The event, hosted by Nothing But Nets, is part of a national campaign created by the United Nation's Foundation to send nets to Africa and raise awareness about the lethal effects malaria has on African refugees and children.
The organization descended on the plaza near the Embarcadero and set up mosquito nets to attract people to sign a 'message of hope' canvas banner. Over 200 signatures were gathered and a donor agreed to donate 1,000 nets to displaced families in Africa.
San Francisco Mayor Gavin Newsom declared this week Nothing But Nets week.
People trickled passed the plaza, taking a second look at the nets and stopping to learn about malaria and the importance of nets.
The Nigerian Brothers, a traditional band from Nigeria, played music for the crowd.
Athletes from the San Jose Earthquakes and Golden State Warriors as well as the United Nations Foundation and the United Methodist Church attended the event to help raise awareness.
The nets will help to decrease the one million deaths each year that are caused by malaria.
"We are able to reach thousands of children and families who are at risk of dying from this very deadly and very preventable disease," said Warner Brown, resident Bishop of the United Methodist Church.
Participants signed the canvas and wrote on note cards that will be sent to Africa this fall.
"For people who are forced to flee their homes with little or nothing, a written message can mean so much," said Adrianna Logalbo, director of the organization.
Nothing But Nets was created three years ago after Sports Illustrated columnist Rick Reilly wrote an article asking for people to donate money for mosquito nets. Since the article, the organization has sent over 2.5 million nets to 27 refugee camps throughout East Africa.

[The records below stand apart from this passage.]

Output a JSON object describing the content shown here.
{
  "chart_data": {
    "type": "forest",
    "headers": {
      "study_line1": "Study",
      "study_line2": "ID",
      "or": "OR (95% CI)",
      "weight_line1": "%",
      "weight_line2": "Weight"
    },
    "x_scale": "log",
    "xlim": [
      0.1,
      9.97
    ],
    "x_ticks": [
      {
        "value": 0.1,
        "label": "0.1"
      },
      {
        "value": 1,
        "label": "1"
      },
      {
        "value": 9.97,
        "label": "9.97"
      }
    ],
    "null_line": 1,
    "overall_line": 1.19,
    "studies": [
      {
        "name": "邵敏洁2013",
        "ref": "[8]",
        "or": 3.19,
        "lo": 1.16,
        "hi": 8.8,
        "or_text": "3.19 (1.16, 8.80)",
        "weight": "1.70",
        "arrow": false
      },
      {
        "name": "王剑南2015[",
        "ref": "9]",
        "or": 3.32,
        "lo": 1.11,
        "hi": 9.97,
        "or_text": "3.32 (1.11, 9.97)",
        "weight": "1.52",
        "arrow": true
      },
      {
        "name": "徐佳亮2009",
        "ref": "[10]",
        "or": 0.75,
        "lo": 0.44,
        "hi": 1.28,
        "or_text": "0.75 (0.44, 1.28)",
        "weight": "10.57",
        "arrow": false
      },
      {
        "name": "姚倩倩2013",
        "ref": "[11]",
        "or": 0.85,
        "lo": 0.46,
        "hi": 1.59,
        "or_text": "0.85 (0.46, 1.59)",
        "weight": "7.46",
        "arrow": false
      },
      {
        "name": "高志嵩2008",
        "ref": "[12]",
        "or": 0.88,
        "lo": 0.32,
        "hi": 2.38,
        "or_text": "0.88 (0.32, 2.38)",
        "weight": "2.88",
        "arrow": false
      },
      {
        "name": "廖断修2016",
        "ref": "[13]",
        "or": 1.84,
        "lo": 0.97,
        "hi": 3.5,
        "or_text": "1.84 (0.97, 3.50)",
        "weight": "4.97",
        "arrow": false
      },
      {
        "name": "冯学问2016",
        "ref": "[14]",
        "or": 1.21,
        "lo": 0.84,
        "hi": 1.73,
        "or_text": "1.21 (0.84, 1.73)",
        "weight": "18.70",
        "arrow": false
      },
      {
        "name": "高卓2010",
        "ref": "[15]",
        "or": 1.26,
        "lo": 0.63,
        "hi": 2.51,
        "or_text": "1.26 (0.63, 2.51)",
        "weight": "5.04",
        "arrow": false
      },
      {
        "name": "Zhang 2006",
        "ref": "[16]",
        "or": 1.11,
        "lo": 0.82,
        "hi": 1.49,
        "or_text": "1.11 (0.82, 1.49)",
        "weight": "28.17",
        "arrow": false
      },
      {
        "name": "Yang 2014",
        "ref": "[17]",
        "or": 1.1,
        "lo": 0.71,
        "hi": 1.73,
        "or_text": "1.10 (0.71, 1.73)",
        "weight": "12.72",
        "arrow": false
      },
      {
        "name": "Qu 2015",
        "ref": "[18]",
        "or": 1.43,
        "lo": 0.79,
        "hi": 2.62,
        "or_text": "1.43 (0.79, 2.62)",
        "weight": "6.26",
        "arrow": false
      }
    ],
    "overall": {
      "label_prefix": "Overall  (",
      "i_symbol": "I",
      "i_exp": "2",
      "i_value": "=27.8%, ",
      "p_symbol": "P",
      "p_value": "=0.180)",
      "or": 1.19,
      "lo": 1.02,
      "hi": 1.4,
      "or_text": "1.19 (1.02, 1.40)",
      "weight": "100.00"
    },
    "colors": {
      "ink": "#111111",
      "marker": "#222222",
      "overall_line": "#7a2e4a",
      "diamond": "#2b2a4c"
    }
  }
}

"This is a testament of people coming together," Logalbo said. "The Bay Area is leading this effort and is a model."
It costs $10 to educate, purchase and distribute the nets to Africa. Each net is treated with insecticide and will protect a family of four for up to four years.
"Bed nets can save lives," said Thomas Albrecht of the United Nations High Commissioner for Refugees, who survived malaria after being moments from death in southern Africa.